Он крепко поставил стаканы, взъерошил вихры, взял с полки маленькую переплетенную книжку, раскрыл ее и сказал, понизив голос:
— Вот что писал когда-то Генрих Гейне о коммунистах! Послушай…
Птица порылся в книге, нашел нужную страницу и прочел с увлечением:
— «С ужасом и трепетом думаю я о времени, когда коммунисты, эти мрачные иконоборцы, достигнут господства: своими грубыми руками они беспощадно разобьют все мраморные статуи красоты, столь дорогие моему сердцу; они разрушат все те фантастические игрушки искусства, которые так любит поэт; лилии, которые не занимались никакой пряжей и никакой работой и, однако же, были одеты так великолепно, как царь Соломон во всем своем блеске, будут вырваны из почвы общества, разве только захотят взять в руки веретено; роз, этих праздных невест соловьев, постигнет такая же участь; соловьи, эти бесполезные певцы, будут прогнаны и — увы! — из моей „Книги песен“ бакалейный торговец будет делать пакеты и всыпать в них кофе или нюхательный табак для старых баб будущего. Увы! я предвижу все это, и несказанная скорбь охватывает меня, когда я думаю о гибели, которую победоносный пролетариат угрожает моим стихам: они сойдут в могилу вместе со всем старым романтическим миром».

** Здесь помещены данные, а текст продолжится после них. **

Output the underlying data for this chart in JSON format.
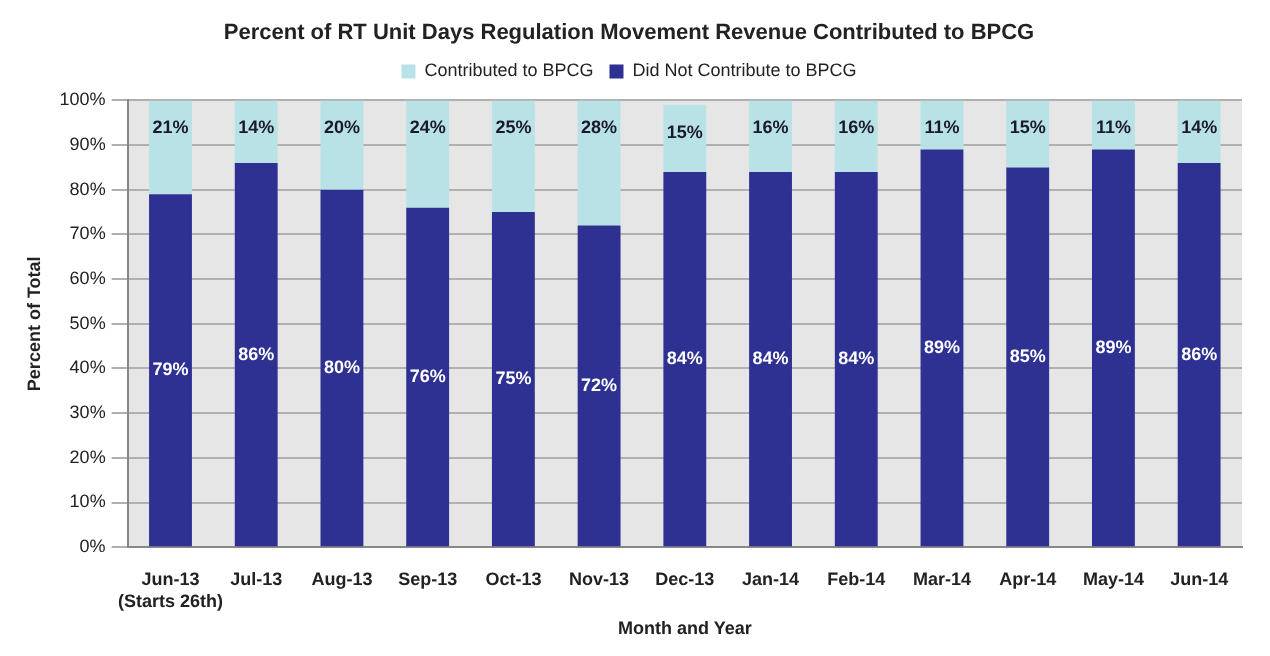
{
  "chart_data": {
    "type": "bar",
    "title": "Percent of RT Unit Days Regulation Movement Revenue Contributed to BPCG",
    "xlabel": "Month and Year",
    "ylabel": "Percent of Total",
    "categories": [
      "Jun-13\n(Starts 26th)",
      "Jul-13",
      "Aug-13",
      "Sep-13",
      "Oct-13",
      "Nov-13",
      "Dec-13",
      "Jan-14",
      "Feb-14",
      "Mar-14",
      "Apr-14",
      "May-14",
      "Jun-14"
    ],
    "series": [
      {
        "name": "Did Not Contribute to BPCG",
        "color": "#2e3192",
        "values": [
          79,
          86,
          80,
          76,
          75,
          72,
          84,
          84,
          84,
          89,
          85,
          89,
          86
        ],
        "value_labels": [
          "79%",
          "86%",
          "80%",
          "76%",
          "75%",
          "72%",
          "84%",
          "84%",
          "84%",
          "89%",
          "85%",
          "89%",
          "86%"
        ]
      },
      {
        "name": "Contributed to BPCG",
        "color": "#b9e2e6",
        "values": [
          21,
          14,
          20,
          24,
          25,
          28,
          15,
          16,
          16,
          11,
          15,
          11,
          14
        ],
        "value_labels": [
          "21%",
          "14%",
          "20%",
          "24%",
          "25%",
          "28%",
          "15%",
          "16%",
          "16%",
          "11%",
          "15%",
          "11%",
          "14%"
        ]
      }
    ],
    "stacked": true,
    "legend": "top",
    "grid": "y",
    "ylim": [
      0,
      100
    ],
    "yticks": [
      {
        "value": 0,
        "label": "0%"
      },
      {
        "value": 10,
        "label": "10%"
      },
      {
        "value": 20,
        "label": "20%"
      },
      {
        "value": 30,
        "label": "30%"
      },
      {
        "value": 40,
        "label": "40%"
      },
      {
        "value": 50,
        "label": "50%"
      },
      {
        "value": 60,
        "label": "60%"
      },
      {
        "value": 70,
        "label": "70%"
      },
      {
        "value": 80,
        "label": "80%"
      },
      {
        "value": 90,
        "label": "90%"
      },
      {
        "value": 100,
        "label": "100%"
      }
    ]
  }
}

Птица захлопнул книгу, сунул ее на полочку и, повернувшись к Валерьяну, сказал:
— Лет сто назад писано. Коммунизм приходил в мир вместе с каждой революцией, но — не достигал господства. Теперь опять пришел! Бедный Гейне! Он думал, что коммунисты разобьют статуи красоты, но они их воздвигают! Думал, что его стихи сойдут в могилу, но коммунисты воскресили их! Он скорбел половиной своего расколотого сердца, а другой половиной смеялся над этой романтической скорбью и — приветствовал революцию. Он без колебаний примкнул к ней, ибо чувствовал, что романтика, которую он так любил, — отжившая гниль, музейная бутафория и что будущее человечества непременно, рано или поздно, пройдет через эпоху коммунизма. Он не любил «этих мрачных иконоборцев» и все-таки шел с ними, потому что любил жизнь, а она требовала гибели отжившего и была на стороне разрушителей… потому что, милый мой сэр, жизнь стремится вечно обновлять мир!
— Все это правда, но ведь они узкие, примитивные материалисты, — возразил Валерьян, — а мы, художники, никак не можем обойтись без фантазии, без поэзии и, как тот же Гейне, — без романтизма.